Делал все замедленно — брал чайник, кружку, лил чай, буйно исторгавший сейчас вокруг густой аромат; этим мешканьем, подчеркнутым, даже нарочитым, он сам, не отдавая все же до конца отчета, хотел вытравить или хотя бы ослабить ту тревожность, которая не отпускала его с той неожиданной встречи на делянке.
Пил чай тоже короткими глотками, с долгими перерывами, остановками; он было дотянулся до тряпицы с хлебом и колотыми кусочками сахару, даже развернул ее, но в той утвердившейся неспешности, даже лености шевельнулось предостережение: а если буран за ночь не иссякнет, сутки-другие придется тут, на белках?

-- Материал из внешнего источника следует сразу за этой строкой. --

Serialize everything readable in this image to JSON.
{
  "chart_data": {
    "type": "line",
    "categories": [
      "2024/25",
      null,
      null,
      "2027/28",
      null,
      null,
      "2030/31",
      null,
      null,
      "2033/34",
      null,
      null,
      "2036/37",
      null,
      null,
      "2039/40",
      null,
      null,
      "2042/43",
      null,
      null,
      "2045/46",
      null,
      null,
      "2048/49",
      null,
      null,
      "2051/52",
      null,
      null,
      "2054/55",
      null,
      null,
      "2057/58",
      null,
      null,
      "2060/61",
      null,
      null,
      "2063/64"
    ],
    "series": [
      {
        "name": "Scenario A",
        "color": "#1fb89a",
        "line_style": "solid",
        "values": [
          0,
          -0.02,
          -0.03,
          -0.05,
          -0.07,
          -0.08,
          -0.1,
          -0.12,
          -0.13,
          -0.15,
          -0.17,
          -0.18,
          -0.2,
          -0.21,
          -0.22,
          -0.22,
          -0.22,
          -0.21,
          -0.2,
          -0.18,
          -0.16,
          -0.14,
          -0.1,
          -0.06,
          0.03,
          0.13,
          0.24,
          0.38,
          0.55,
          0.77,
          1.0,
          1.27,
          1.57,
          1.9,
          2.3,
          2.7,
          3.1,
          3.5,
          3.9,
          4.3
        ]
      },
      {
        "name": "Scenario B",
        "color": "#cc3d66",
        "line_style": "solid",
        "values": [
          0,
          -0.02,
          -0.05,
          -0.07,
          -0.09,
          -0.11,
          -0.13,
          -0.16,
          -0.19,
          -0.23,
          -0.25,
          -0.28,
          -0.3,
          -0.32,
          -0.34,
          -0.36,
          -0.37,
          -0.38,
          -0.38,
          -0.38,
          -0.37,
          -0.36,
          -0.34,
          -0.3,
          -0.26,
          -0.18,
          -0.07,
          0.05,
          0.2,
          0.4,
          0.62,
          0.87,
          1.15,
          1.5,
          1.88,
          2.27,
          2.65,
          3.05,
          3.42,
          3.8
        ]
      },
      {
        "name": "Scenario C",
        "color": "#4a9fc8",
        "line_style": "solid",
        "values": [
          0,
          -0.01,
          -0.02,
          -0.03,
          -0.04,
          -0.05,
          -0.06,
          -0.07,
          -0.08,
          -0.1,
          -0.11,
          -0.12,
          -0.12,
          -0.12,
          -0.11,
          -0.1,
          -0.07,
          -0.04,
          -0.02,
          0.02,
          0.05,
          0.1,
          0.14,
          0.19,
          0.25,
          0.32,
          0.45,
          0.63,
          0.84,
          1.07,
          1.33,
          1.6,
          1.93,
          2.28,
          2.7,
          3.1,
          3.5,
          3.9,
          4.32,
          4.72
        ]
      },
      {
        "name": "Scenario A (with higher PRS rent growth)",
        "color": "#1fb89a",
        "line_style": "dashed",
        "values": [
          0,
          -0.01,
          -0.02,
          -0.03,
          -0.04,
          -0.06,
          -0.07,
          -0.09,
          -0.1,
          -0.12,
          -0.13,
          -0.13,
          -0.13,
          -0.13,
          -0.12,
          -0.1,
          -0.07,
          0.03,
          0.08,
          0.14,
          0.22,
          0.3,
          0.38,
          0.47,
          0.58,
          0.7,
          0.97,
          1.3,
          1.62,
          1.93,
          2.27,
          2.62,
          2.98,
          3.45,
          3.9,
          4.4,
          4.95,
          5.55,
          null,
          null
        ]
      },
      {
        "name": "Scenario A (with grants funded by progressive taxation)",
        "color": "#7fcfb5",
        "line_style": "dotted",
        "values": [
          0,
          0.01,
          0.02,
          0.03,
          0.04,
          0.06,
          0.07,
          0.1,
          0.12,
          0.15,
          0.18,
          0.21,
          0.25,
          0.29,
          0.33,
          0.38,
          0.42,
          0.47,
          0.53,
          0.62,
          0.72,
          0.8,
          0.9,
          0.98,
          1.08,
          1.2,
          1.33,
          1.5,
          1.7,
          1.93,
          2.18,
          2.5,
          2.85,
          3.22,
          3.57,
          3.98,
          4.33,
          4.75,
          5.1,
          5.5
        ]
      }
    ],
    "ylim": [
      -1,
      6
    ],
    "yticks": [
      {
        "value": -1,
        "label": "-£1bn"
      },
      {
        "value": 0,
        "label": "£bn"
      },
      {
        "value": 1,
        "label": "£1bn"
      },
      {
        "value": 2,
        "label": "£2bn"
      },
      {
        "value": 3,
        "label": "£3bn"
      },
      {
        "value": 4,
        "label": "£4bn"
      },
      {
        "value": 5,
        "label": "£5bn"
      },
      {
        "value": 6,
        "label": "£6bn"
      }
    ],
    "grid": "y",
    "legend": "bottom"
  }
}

И он так же аккуратно завернул тряпицу, отложил ее на прежнее место, в угол подоконника.
И все же чаевал с наслаждением — до обливного пота, до легкой, как бы перерождавшейся в свою противоположность слабости — от тягучей, давящей до воздушной, невесомо-струистой. Четыре раза наполнял вместительную, измятую и правленую кружку доверху; после сидел несколько минут, не двигаясь, не шевелясь, блаженствуя в бродившей размягченности, внутренней угретости. Однако чаепитие все же не заглушило душевной смятенности.
Подложив еще поленьев в красноватую печурку, он подумал, что сейчас устроится на нарах, уснет, сном все изойдет; гляди, и бурану недолго буйствовать, — утихомирится, и хотел уже погасить коптившую «пятилинейку», но снова, как и в случае с припасами, что-то остановило его, хотя он уже поднес к сколотому стеклу ладонь — готовясь было дунуть на нее, — будто какой-то голос сказал: «А зачем? Мало ли что…»
Не загасив лампу, он лег на нары во всем одеянии, тоже не отдавая отчета, почему так поступал, и вскоре, сморенный и теплынью, уже наплывавшей сюда, в глубину нар, и смолистым духом лапника, беспокойно задремал.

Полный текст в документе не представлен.